CCP Internal Resilience – post 8 of 10

United we stand

As David Shambaugh pointed out in China's Communist Party: Atrophy and Adaptation, CCP has expended great effort in analyzing the collapse of the CPSU in 1991.  The principal conclusion is that dissolution comes from dissension at the top. Xi admonished the Party in a December, 2012 speech.  Analyzing the reasons for the fall of CPSU, he saw individuals and factions vying for power, and “nobody was man enough to stand up and resist.”  Xi sees himself as the man to stand up in China now.  Loyalty to Xi is the only test of loyalty to CCP.

For the last forty years, the operating principle at the top has been one of collective leadership.  Members of the Politburo Standing Committee (PBSC) make policy in different disciplines by chairing various “leading small groups” (lingdao xiaozu) - in foreign affairs, national security, and financial and economic affairs. In the past, the PBSC met once a week and the full Politburo once a month to pass on the major decisions taken by these leading groups.   Mr. Xi has altered the power and meeting schedule of the leading small groups.  This is one way in which collective leadership, which was a way to bring alternate voices to the table and bond senior members of the leadership, has been damaged under Xi.

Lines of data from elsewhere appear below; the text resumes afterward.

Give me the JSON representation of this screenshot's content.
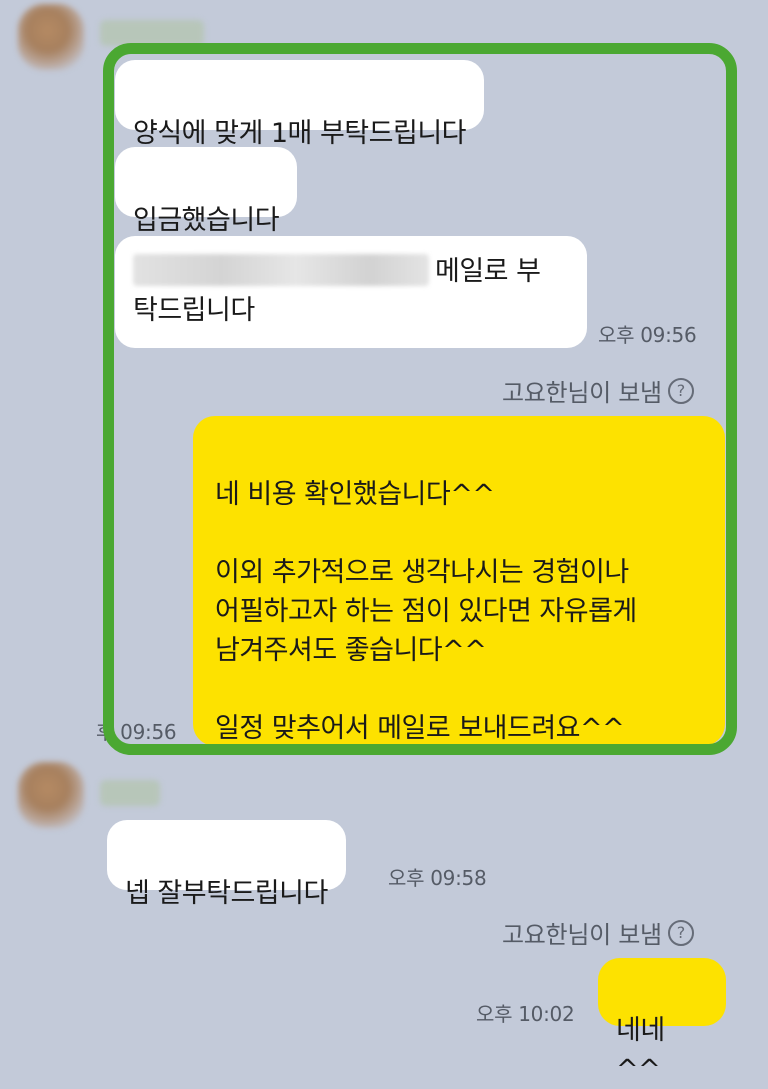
{
  "messages": {
    "m1": "양식에 맞게 1매 부탁드립니다",
    "m2": "입금했습니다",
    "m3_suffix": "메일로 부",
    "m3_line2": "탁드립니다",
    "m3_time": "오후 09:56",
    "sent_by_1": "고요한님이 보냄",
    "reply_1": "네 비용 확인했습니다^^\n\n이외 추가적으로 생각나시는 경험이나\n어필하고자 하는 점이 있다면 자유롭게\n남겨주셔도 좋습니다^^\n\n일정 맞추어서 메일로 보내드려요^^",
    "reply_1_time": "후 09:56",
    "m4": "넵 잘부탁드립니다",
    "m4_time": "오후 09:58",
    "sent_by_2": "고요한님이 보냄",
    "reply_2": "네네^^",
    "reply_2_time": "오후 10:02",
    "help_glyph": "?"
  },
  "colors": {
    "background": "#c3cad9",
    "incoming_bubble": "#ffffff",
    "outgoing_bubble": "#fde200",
    "highlight_border": "#4ba832"
  }
}
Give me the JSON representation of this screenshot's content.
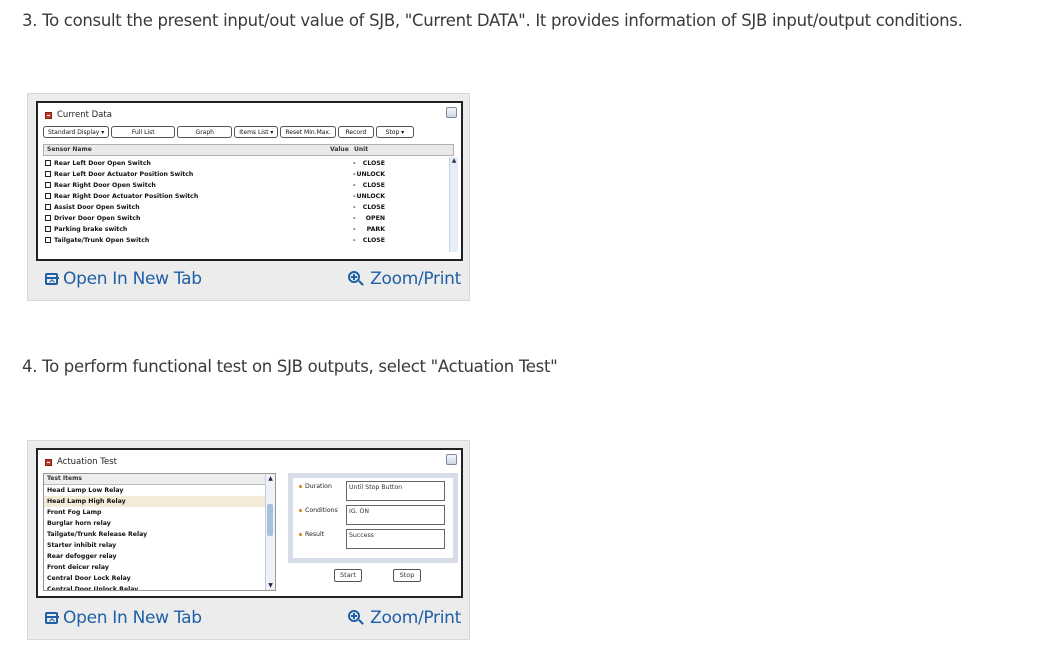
{
  "steps": {
    "step3": "3. To consult the present input/out value of SJB, \"Current DATA\". It provides information of SJB input/output conditions.",
    "step4": "4. To perform functional test on SJB outputs, select \"Actuation Test\""
  },
  "current_data": {
    "title": "Current Data",
    "toolbar": {
      "standard_display": "Standard Display ▾",
      "full_list": "Full List",
      "graph": "Graph",
      "items_list": "Items List ▾",
      "reset_min_max": "Reset Min.Max.",
      "record": "Record",
      "stop": "Stop ▾"
    },
    "columns": {
      "name": "Sensor Name",
      "value": "Value",
      "unit": "Unit"
    },
    "rows": [
      {
        "name": "Rear Left Door Open Switch",
        "value": "CLOSE",
        "unit": "-"
      },
      {
        "name": "Rear Left Door Actuator Position Switch",
        "value": "UNLOCK",
        "unit": "-"
      },
      {
        "name": "Rear Right Door Open Switch",
        "value": "CLOSE",
        "unit": "-"
      },
      {
        "name": "Rear Right Door Actuator Position Switch",
        "value": "UNLOCK",
        "unit": "-"
      },
      {
        "name": "Assist Door Open Switch",
        "value": "CLOSE",
        "unit": "-"
      },
      {
        "name": "Driver Door Open Switch",
        "value": "OPEN",
        "unit": "-"
      },
      {
        "name": "Parking brake switch",
        "value": "PARK",
        "unit": "-"
      },
      {
        "name": "Tailgate/Trunk Open Switch",
        "value": "CLOSE",
        "unit": "-"
      }
    ]
  },
  "actuation_test": {
    "title": "Actuation Test",
    "list_header": "Test Items",
    "items": [
      "Head Lamp Low Relay",
      "Head Lamp High Relay",
      "Front Fog Lamp",
      "Burglar horn relay",
      "Tailgate/Trunk Release Relay",
      "Starter inhibit relay",
      "Rear defogger relay",
      "Front deicer relay",
      "Central Door Lock Relay",
      "Central Door Unlock Relay"
    ],
    "selected_index": 1,
    "duration_label": "Duration",
    "duration_value": "Until Stop Button",
    "conditions_label": "Conditions",
    "conditions_value": "IG. ON",
    "result_label": "Result",
    "result_value": "Success",
    "start_label": "Start",
    "stop_label": "Stop"
  },
  "links": {
    "open_new_tab": "Open In New Tab",
    "zoom_print": "Zoom/Print"
  },
  "colors": {
    "link": "#1f5fa6",
    "accent_dot": "#e07b20",
    "title_icon": "#c23b2a"
  },
  "icons": [
    "open-new-tab-icon",
    "zoom-in-icon",
    "collapse-icon"
  ]
}
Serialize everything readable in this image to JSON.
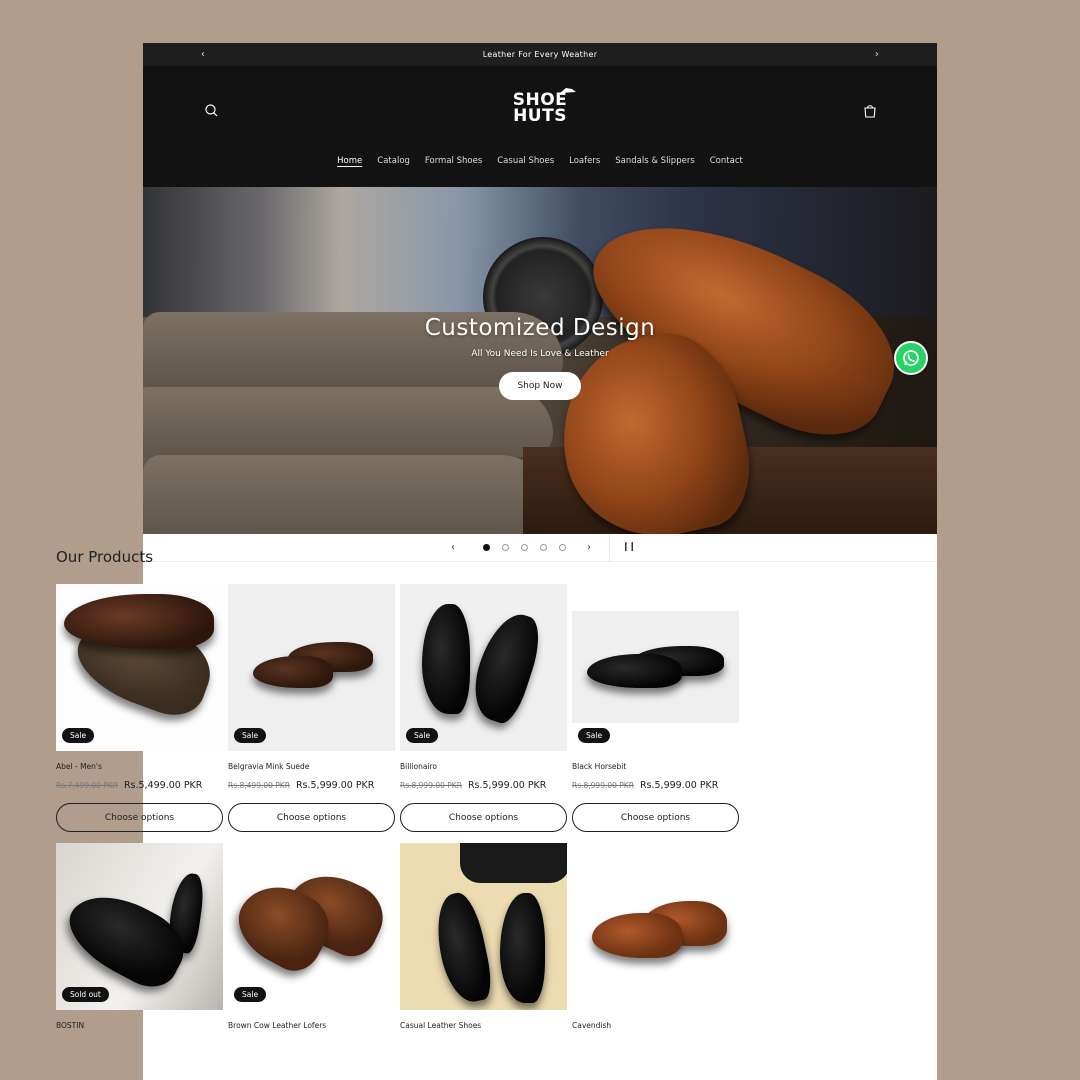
{
  "announcement": {
    "text": "Leather For Every Weather",
    "prev_icon": "chevron-left-icon",
    "next_icon": "chevron-right-icon"
  },
  "header": {
    "logo_line1": "SHOE",
    "logo_line2": "HUTS",
    "nav": [
      "Home",
      "Catalog",
      "Formal Shoes",
      "Casual Shoes",
      "Loafers",
      "Sandals & Slippers",
      "Contact"
    ],
    "active_nav": "Home"
  },
  "hero": {
    "title": "Customized Design",
    "subtitle": "All You Need Is Love & Leather",
    "button": "Shop Now",
    "slides": 5,
    "active_slide": 1
  },
  "products": {
    "title": "Our Products",
    "choose_label": "Choose options",
    "items": [
      {
        "name": "Abel - Men's",
        "badge": "Sale",
        "old_price": "Rs.7,499.00 PKR",
        "price": "Rs.5,499.00 PKR"
      },
      {
        "name": "Belgravia Mink Suede",
        "badge": "Sale",
        "old_price": "Rs.8,499.00 PKR",
        "price": "Rs.5,999.00 PKR"
      },
      {
        "name": "Billionairo",
        "badge": "Sale",
        "old_price": "Rs.8,999.00 PKR",
        "price": "Rs.5,999.00 PKR"
      },
      {
        "name": "Black Horsebit",
        "badge": "Sale",
        "old_price": "Rs.8,999.00 PKR",
        "price": "Rs.5,999.00 PKR"
      },
      {
        "name": "BOSTIN",
        "badge": "Sold out"
      },
      {
        "name": "Brown Cow Leather Lofers",
        "badge": "Sale"
      },
      {
        "name": "Casual Leather Shoes",
        "badge": ""
      },
      {
        "name": "Cavendish",
        "badge": ""
      }
    ]
  },
  "colors": {
    "background": "#b09d8c",
    "header": "#121212",
    "whatsapp": "#25d366"
  }
}
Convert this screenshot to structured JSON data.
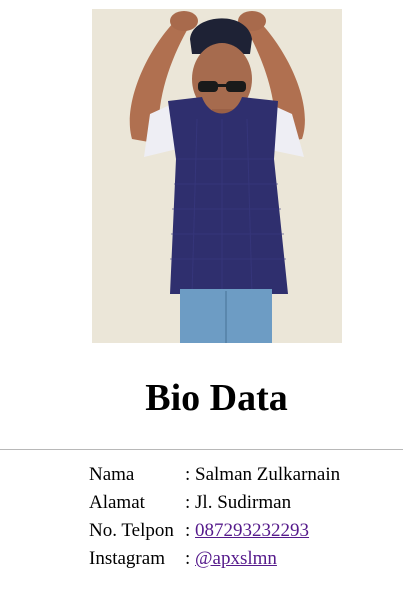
{
  "header": {
    "title": "Bio Data"
  },
  "photo": {
    "alt": "Foto Salman Zulkarnain"
  },
  "bio": {
    "rows": [
      {
        "label": "Nama",
        "separator": ":",
        "value": "Salman Zulkarnain"
      },
      {
        "label": "Alamat",
        "separator": ":",
        "value": "Jl. Sudirman"
      },
      {
        "label": "No. Telpon",
        "separator": ":",
        "value": "087293232293"
      },
      {
        "label": "Instagram",
        "separator": ":",
        "value": "@apxslmn"
      }
    ]
  },
  "colors": {
    "visited_link": "#551a8b",
    "divider": "#b8b8b8",
    "shirt": "#2f2f6e",
    "pants": "#6d9cc4",
    "wall": "#e9e4d6"
  }
}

Below the top, fear is still a great motivator.  If a cadre wants to criticize the leader, or protest the plan, or be obstructionist, and is identified as a threat to the Party, then there is nowhere else to go.  This is literally true.  There are several recent stories of academics being called in to the discipline inspection bureau for having said something unpositive about CCP in class.  The stories include one faculty member begging on his knees to keep his job; others were dismissed.  There is no school, no government unit, no business that will hire a disgraced cadre.  You are blackballed.  Remember the Hotel California lyrics– ‘We are all just prisoners here, of our own devise. You can check out (from CCP) anytime you like; but you can never leave.”  The Weberian model of bureaucracy – rational and impersonal – is supposed to be blind, deaf, and dumb to special interests or favors or even special conditions.  CCP is most certainly not that.  In any case, one should keep one’s head down and go along.  That has its own form of binding energy.

This is unquestionably an important feature of CCP internal governance.  Insubordination is punishable within CCP, completely outside the province of government law.  Cadres fear shuanggui – the demand to appear at a designated time and place for questioning – far more than government arrest.  It is from within the internal CCP adjudication process that come the stories of torture and killings of cadres.

One colleague confided to me that the main reason for CCP members to go along is that they live in fear – fear of crossing some powerful leader with an inadvertent policy judgment, fear of loss of status, fear of being implicated in some now illegal act that was standard operating procedure before Xi.  That fear comes with a decent salary, good benefits, opportunities for advancement and travel, a good apartment or two, at least one car, and a very good middle class life.  This is the great contradiction that most cadres need to mentally resolve.